The Republicans’ Senate victory offers Israeli Prime Minister Benjamin Netanyahu new hope for outmaneuvering President Barack Obama on Iran; in the coming weeks, he could use a Republican-led Congress to sabotage negotiations with the Islamic Republic on its nuclear program. But the victory would be short-lived. By scuttling the talks, Netanyahu could empower Iran’s hardliners.
By now, it is clear that Israel’s current Iran strategy—bluffing war to push the world to ratchet up the economic siege on Iran—is no longer working. “Chickenshit-gate,” revelations that a senior Obama administration official had privately stated that Netanyahu does not have what it takes to take on Iran, leaves little doubt about that.

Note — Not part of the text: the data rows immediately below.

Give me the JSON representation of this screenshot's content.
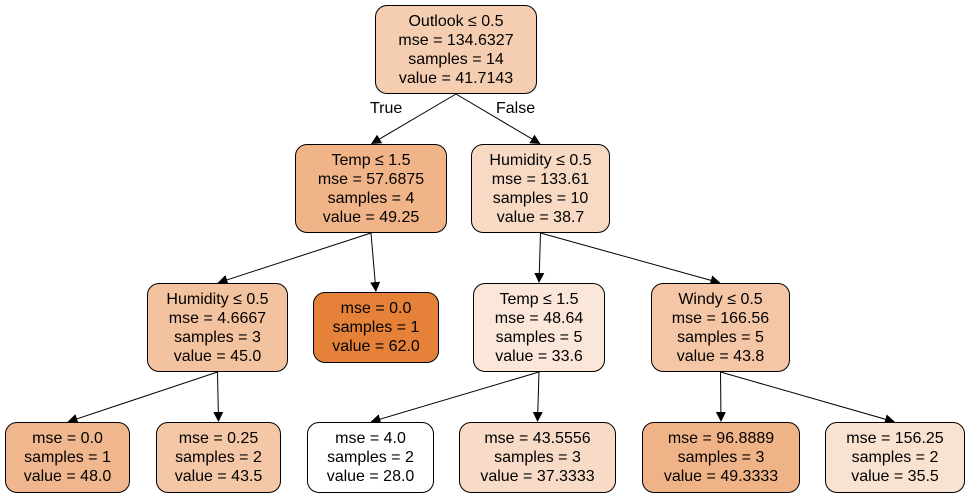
{
  "tree": {
    "nodes": [
      {
        "id": "n0",
        "lines": [
          "Outlook ≤ 0.5",
          "mse = 134.6327",
          "samples = 14",
          "value = 41.7143"
        ],
        "value": 41.7143,
        "color": "#f5cdb0"
      },
      {
        "id": "n1",
        "lines": [
          "Temp ≤ 1.5",
          "mse = 57.6875",
          "samples = 4",
          "value = 49.25"
        ],
        "value": 49.25,
        "color": "#f0b488"
      },
      {
        "id": "n2",
        "lines": [
          "Humidity ≤ 0.5",
          "mse = 4.6667",
          "samples = 3",
          "value = 45.0"
        ],
        "value": 45.0,
        "color": "#f3c29f"
      },
      {
        "id": "n3",
        "lines": [
          "mse = 0.0",
          "samples = 1",
          "value = 48.0"
        ],
        "value": 48.0,
        "color": "#f0b78e"
      },
      {
        "id": "n4",
        "lines": [
          "mse = 0.25",
          "samples = 2",
          "value = 43.5"
        ],
        "value": 43.5,
        "color": "#f4c7a7"
      },
      {
        "id": "n5",
        "lines": [
          "mse = 0.0",
          "samples = 1",
          "value = 62.0"
        ],
        "value": 62.0,
        "color": "#e58139"
      },
      {
        "id": "n6",
        "lines": [
          "Humidity ≤ 0.5",
          "mse = 133.61",
          "samples = 10",
          "value = 38.7"
        ],
        "value": 38.7,
        "color": "#f8dac4"
      },
      {
        "id": "n7",
        "lines": [
          "Temp ≤ 1.5",
          "mse = 48.64",
          "samples = 5",
          "value = 33.6"
        ],
        "value": 33.6,
        "color": "#fbe7d9"
      },
      {
        "id": "n8",
        "lines": [
          "mse = 4.0",
          "samples = 2",
          "value = 28.0"
        ],
        "value": 28.0,
        "color": "#ffffff"
      },
      {
        "id": "n9",
        "lines": [
          "mse = 43.5556",
          "samples = 3",
          "value = 37.3333"
        ],
        "value": 37.3333,
        "color": "#f8dbc7"
      },
      {
        "id": "n10",
        "lines": [
          "Windy ≤ 0.5",
          "mse = 166.56",
          "samples = 5",
          "value = 43.8"
        ],
        "value": 43.8,
        "color": "#f4c6a5"
      },
      {
        "id": "n11",
        "lines": [
          "mse = 96.8889",
          "samples = 3",
          "value = 49.3333"
        ],
        "value": 49.3333,
        "color": "#f0b387"
      },
      {
        "id": "n12",
        "lines": [
          "mse = 156.25",
          "samples = 2",
          "value = 35.5"
        ],
        "value": 35.5,
        "color": "#fae2d1"
      }
    ],
    "edges": [
      {
        "from": "n0",
        "to": "n1",
        "label": "True"
      },
      {
        "from": "n0",
        "to": "n6",
        "label": "False"
      },
      {
        "from": "n1",
        "to": "n2",
        "label": ""
      },
      {
        "from": "n1",
        "to": "n5",
        "label": ""
      },
      {
        "from": "n2",
        "to": "n3",
        "label": ""
      },
      {
        "from": "n2",
        "to": "n4",
        "label": ""
      },
      {
        "from": "n6",
        "to": "n7",
        "label": ""
      },
      {
        "from": "n6",
        "to": "n10",
        "label": ""
      },
      {
        "from": "n7",
        "to": "n8",
        "label": ""
      },
      {
        "from": "n7",
        "to": "n9",
        "label": ""
      },
      {
        "from": "n10",
        "to": "n11",
        "label": ""
      },
      {
        "from": "n10",
        "to": "n12",
        "label": ""
      }
    ]
  }
}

To be sure, that doesn’t mean that Israel’s strategy has accomplished nothing. For one, it was Israel that, in 1992–3, first turned the world’s focus toward Iran and its nuclear program. Under the leadership of Yitzhak Rabin and Shimon Peres, Israel launched a campaign to depict Iran as a global threat because of its ideology and its nuclear program. At the time, the New York Times described the campaign as “perplexing,” since it had been Rabin and Peres who, during Iran-Contra only a few years earlier, had pushed the United States to talk to Iran, ignore Tehran’s venomous anti-Israeli rhetoric, and sell arms to the country.
Israel’s apparent aim was to sound alarm bells about Iran’s nuclear program and convince the world that the country was a global problem—not just an Israeli one. The ultimate goal was to either put Iran under permanent economic sanctions that would cripple its economy and undermine it as a regional player or to compel the United States to take military action against Iran. Or both. Ultimately, Israel partially succeeded. The United States intensified its focus on Iran, placed numerous crippling sanctions on the country, and threatened Tehran with military attack.
If one accepts Israel’s assumptions about Iran—that the regime in Tehran is incapable of reforming, that moderate elements (if they even exist) wield no power, and that Iran’s ideological tenets preclude any accommodation between Iran and Israel—then Israel’s policy makes sense. According to this line of thought, a diplomatic agreement over the nuclear program would legitimize Iran as a threshold state and reduce U.S.-Iranian tensions without resolving the problems between Iran and Israel. In effect, the Jewish state would be “abandoned” to face Tehran alone.
To prevent such an outcome, Israel has tried to hinder diplomatic efforts by pushing for unrealistic demands during negotiations, threatening military action whenever the United States hints at a compromise, and helping to impose next-to-irreversible sanctions on Iran. Over the last year, the cost of that strategy has grown as the Obama White House has become more frustrated with its ally. They have nevertheless remained quite limited.
With Republicans now in control of Congress, Israel’s concerns will fall on more receptive ears. But that could spell more trouble than Israel expects. If the P5+1 (the permanent members of the UN Security Council and Germany) and Iran reach an agreement on Iran’s nuclear program by the November 24 deadline, any continued effort to oppose the agreement would no longer be just toughness on Iran. It would also be directly against the United States.
The Netanyahu government could ally with Senate Republicans to scuttle any deal, and, in that, he would likely succeed. Absent a permanent lifting of the relevant U.S. sanctions on Iran—which would require an act of Congress—the agreement would never hold. But at that point, the cost of undermining the Obama administration would be monumentally higher than it has been thus far. To work with Congress to undermine the agreement after it has been signed would only give credence to the Iranian narrative: The real problem is not Iran’s nuclear program but Israel and the U.S. Congress’ appetite for conflict.
The international consensus against Iran that the Obama administration painstakingly built would, at best, fall apart and, at worst, turn into a consensus against the United States. The international community—Israel and Saudi Arabia notwithstanding—overwhelmingly want a nuclear deal. Sanctions have been difficult for Iran, but they have also imposed significant costs on the sanctioning countries. (The United States alone has lost between $135–175 billion in export revenues as a result of sanctions.) Consequently, if Congress rejects sanctions relief, the sanctions regime against Iran would start to crumble.
Nothing would make hardliners in Iran happier. The Hassan Rouhani government would look bad for negotiating a failed compromise, Tehran would find itself no longer bound by the constraints imposed on its nuclear program through the scuttled deal, and the international sanctions regime would collapse—all without Iran having made any nuclear concessions.
Israel may dislike Obama’s negotiations with Iran. But once a deal has been struck, there will come a tipping point at which the cost of opposing it will outweigh the cost the deal itself imposes on Israel. Despite Netanyahu’s likely excitement over the Republican Senate victory, it’s time to take a time out on Iran and on the showdown with the Obama administration.